Desde que saiu a Lei Arouca estávamos nos movimentando. Fizemos grandes reformas nos biotérios nos últimos dois anos. Diria que nossa parte de equipamentos está quase em sua capacidade plena de operação. Vamos precisar de recursos porque as novas exigências vão demandar situações específicas no que se refere a gaiolas, troca de ar e regime de luz, que precisaremos sanar nos próximos 90 dias.

O importante também é a sensibilização de cientistas e não-cientistas sobre a questão da experimentação animal. Foi necessário que explicássemos que a maioria dos procedimentos não pode ser alterada. O que se pode fazer é proporcionar melhores condições aos pesquisadores e aos próprios animais submetidos à experimentação.
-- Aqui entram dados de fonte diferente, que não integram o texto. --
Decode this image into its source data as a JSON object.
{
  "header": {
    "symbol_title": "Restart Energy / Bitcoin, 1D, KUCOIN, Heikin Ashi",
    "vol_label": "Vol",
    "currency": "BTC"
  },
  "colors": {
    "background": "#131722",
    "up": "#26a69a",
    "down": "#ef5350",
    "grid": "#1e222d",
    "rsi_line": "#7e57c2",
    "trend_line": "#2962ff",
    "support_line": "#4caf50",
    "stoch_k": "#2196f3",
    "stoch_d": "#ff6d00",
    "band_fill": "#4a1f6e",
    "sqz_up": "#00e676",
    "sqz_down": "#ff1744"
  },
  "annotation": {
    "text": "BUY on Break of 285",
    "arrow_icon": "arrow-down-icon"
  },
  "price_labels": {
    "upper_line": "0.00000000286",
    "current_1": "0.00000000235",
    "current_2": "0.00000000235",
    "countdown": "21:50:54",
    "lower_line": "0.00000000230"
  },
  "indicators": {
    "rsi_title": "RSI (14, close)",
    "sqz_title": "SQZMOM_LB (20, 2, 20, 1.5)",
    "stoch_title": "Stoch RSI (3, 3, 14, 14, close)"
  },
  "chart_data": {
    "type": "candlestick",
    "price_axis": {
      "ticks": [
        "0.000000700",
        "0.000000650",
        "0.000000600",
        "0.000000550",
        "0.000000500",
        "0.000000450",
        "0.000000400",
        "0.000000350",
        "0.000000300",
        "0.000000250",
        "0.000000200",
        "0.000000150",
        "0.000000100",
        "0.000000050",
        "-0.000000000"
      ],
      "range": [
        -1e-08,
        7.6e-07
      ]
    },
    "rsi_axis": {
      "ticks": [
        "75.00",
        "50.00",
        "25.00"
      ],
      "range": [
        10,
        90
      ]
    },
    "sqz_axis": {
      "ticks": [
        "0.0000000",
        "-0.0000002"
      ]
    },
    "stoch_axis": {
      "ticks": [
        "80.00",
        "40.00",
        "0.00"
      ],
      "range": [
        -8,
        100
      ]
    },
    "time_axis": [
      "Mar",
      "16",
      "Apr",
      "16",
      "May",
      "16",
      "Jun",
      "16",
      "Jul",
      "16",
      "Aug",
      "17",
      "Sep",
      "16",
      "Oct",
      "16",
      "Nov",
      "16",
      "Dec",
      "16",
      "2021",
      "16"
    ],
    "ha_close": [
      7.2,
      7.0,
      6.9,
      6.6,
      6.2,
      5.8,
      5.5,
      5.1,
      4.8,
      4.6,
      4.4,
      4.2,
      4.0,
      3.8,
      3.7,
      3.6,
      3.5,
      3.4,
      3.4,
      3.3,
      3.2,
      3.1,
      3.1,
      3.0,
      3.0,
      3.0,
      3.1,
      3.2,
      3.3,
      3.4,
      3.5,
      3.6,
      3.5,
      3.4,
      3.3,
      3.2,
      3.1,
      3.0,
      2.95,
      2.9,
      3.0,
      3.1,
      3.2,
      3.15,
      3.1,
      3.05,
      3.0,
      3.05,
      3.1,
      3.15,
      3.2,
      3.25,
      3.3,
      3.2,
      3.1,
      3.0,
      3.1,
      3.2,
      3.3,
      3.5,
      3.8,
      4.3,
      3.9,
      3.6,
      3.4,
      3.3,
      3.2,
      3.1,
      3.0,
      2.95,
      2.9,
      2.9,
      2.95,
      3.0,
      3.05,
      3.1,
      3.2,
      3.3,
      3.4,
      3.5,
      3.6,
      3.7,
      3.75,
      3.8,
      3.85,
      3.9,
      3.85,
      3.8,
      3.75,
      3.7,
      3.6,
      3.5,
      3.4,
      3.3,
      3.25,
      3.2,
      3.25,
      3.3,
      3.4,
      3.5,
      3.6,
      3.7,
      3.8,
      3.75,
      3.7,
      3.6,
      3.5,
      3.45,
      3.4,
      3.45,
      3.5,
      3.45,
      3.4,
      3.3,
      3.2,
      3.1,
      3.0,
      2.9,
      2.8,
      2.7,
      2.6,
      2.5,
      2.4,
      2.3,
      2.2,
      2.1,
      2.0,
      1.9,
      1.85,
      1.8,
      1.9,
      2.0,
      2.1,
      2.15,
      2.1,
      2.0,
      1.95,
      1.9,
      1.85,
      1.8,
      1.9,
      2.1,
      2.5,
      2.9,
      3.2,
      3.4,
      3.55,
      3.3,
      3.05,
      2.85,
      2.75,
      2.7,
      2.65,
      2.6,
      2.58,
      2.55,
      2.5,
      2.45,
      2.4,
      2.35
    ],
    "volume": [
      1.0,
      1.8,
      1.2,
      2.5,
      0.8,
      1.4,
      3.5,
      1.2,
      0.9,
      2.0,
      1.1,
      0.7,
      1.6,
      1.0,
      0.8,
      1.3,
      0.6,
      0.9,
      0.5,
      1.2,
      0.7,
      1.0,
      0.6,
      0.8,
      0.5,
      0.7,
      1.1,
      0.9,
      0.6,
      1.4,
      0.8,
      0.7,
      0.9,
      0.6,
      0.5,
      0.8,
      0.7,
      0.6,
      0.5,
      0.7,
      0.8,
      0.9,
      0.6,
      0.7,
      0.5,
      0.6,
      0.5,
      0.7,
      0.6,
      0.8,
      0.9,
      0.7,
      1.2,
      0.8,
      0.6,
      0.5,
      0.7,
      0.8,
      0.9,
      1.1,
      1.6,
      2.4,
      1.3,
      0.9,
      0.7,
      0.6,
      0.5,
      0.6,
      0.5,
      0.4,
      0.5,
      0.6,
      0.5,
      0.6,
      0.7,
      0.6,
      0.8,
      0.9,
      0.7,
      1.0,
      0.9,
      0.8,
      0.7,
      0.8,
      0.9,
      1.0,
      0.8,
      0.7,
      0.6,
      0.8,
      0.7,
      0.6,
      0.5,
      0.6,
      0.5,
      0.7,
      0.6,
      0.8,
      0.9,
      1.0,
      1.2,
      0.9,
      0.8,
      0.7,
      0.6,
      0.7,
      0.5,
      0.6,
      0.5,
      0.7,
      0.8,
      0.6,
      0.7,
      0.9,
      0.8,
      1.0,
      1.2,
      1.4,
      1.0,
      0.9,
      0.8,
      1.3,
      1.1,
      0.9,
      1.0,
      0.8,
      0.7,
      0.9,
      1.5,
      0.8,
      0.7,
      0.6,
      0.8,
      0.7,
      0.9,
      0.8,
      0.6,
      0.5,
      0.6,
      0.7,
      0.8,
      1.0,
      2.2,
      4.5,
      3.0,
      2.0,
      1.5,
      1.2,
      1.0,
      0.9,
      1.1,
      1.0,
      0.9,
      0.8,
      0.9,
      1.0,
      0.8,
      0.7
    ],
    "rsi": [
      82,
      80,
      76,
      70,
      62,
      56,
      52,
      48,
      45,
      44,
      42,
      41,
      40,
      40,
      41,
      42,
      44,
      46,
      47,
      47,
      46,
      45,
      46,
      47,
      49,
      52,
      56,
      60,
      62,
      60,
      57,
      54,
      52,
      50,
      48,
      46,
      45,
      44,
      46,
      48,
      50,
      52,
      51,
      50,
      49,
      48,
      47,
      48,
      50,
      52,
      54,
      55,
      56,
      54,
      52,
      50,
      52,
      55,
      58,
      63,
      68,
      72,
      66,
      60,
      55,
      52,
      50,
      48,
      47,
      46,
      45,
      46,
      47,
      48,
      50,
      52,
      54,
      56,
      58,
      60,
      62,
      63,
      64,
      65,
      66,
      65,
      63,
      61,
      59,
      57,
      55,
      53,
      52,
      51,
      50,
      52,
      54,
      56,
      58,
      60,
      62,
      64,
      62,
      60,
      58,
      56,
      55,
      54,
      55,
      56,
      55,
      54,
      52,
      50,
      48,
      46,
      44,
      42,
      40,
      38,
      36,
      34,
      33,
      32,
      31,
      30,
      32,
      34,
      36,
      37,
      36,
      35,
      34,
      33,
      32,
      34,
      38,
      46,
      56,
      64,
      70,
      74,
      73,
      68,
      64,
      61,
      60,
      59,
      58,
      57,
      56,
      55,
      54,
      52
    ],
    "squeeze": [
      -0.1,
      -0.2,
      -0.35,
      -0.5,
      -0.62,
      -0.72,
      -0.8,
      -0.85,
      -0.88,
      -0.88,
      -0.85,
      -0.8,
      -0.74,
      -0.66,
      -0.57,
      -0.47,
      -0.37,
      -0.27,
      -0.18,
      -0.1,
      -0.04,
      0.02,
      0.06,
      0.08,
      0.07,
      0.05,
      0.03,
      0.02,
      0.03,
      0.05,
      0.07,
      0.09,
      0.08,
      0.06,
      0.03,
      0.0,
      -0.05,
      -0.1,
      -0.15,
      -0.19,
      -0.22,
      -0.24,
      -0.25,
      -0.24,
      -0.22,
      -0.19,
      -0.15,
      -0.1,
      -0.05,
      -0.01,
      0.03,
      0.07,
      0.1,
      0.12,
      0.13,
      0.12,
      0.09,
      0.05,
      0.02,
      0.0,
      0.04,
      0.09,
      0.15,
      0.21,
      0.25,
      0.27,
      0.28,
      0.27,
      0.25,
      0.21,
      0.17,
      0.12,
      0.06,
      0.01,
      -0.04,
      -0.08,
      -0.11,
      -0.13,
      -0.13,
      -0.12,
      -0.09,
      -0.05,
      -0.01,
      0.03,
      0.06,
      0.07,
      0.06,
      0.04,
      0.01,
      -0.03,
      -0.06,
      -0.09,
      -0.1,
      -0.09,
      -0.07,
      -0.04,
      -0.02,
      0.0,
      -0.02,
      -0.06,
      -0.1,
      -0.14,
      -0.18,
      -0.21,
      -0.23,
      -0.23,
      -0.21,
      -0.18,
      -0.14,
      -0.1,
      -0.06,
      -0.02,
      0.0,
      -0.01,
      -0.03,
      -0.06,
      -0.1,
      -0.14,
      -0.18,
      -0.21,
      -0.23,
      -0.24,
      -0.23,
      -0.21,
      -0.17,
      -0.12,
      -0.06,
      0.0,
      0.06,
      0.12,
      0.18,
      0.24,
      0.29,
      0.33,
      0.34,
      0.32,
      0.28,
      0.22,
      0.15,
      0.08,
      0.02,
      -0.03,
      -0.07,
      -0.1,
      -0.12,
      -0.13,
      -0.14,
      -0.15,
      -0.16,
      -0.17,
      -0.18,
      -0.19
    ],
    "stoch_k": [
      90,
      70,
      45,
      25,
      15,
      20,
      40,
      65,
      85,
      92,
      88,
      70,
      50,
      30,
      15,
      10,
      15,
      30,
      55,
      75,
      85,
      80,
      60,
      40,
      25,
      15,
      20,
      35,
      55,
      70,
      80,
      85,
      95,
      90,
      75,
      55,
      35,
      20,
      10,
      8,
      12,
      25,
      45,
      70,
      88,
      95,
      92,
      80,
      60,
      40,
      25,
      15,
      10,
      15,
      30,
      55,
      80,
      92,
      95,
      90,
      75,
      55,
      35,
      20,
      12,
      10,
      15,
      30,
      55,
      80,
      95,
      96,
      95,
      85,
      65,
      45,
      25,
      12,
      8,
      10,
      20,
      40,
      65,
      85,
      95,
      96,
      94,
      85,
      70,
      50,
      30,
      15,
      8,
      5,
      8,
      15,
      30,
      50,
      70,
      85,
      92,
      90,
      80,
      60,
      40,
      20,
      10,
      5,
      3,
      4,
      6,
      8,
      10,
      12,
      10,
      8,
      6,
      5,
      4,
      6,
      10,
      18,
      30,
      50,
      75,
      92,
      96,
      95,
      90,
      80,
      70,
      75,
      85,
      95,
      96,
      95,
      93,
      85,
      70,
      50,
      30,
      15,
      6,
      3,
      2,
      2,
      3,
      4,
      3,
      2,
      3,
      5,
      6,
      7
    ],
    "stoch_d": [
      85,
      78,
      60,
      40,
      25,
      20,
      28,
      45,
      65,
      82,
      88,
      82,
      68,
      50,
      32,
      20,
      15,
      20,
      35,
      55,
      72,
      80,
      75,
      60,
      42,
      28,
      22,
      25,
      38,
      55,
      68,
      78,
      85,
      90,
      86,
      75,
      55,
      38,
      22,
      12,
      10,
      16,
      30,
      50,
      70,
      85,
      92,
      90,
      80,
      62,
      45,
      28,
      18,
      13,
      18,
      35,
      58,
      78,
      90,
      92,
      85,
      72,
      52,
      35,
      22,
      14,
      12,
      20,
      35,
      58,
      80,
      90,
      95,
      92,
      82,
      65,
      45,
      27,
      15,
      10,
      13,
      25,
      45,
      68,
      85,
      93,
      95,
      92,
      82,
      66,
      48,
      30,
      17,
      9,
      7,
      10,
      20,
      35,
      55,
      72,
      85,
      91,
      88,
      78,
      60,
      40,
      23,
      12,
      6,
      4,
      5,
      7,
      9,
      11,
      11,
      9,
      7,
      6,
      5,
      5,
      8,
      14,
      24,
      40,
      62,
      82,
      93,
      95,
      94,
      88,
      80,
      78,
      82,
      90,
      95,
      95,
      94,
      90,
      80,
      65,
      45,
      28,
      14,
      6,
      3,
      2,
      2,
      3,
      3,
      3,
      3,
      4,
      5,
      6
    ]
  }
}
A necessidade do uso de cobaias está prevista nos protocolos do National Institutes of Health (NIH) e da Food and Drug Administration (FDA), que são as duas principais instituições americanas que geram e certificam a demanda por medicamentos. São protocolos universais seguidos na medida em que todas as fases que antecedem o teste de drogas em seres humanos passam por testes em animais.

Acho difícil eliminarmos isso nos próximos anos, mas podemos ter mecanismos alternativos, como usar culturas de células e tecidos. Acredito que a eliminação completa da experimentação animal sem oferecer riscos a eventuais voluntários humanos é impossível. Isso é complicado, pois seria necessária no Brasil também uma legislação específica sobre o tema.”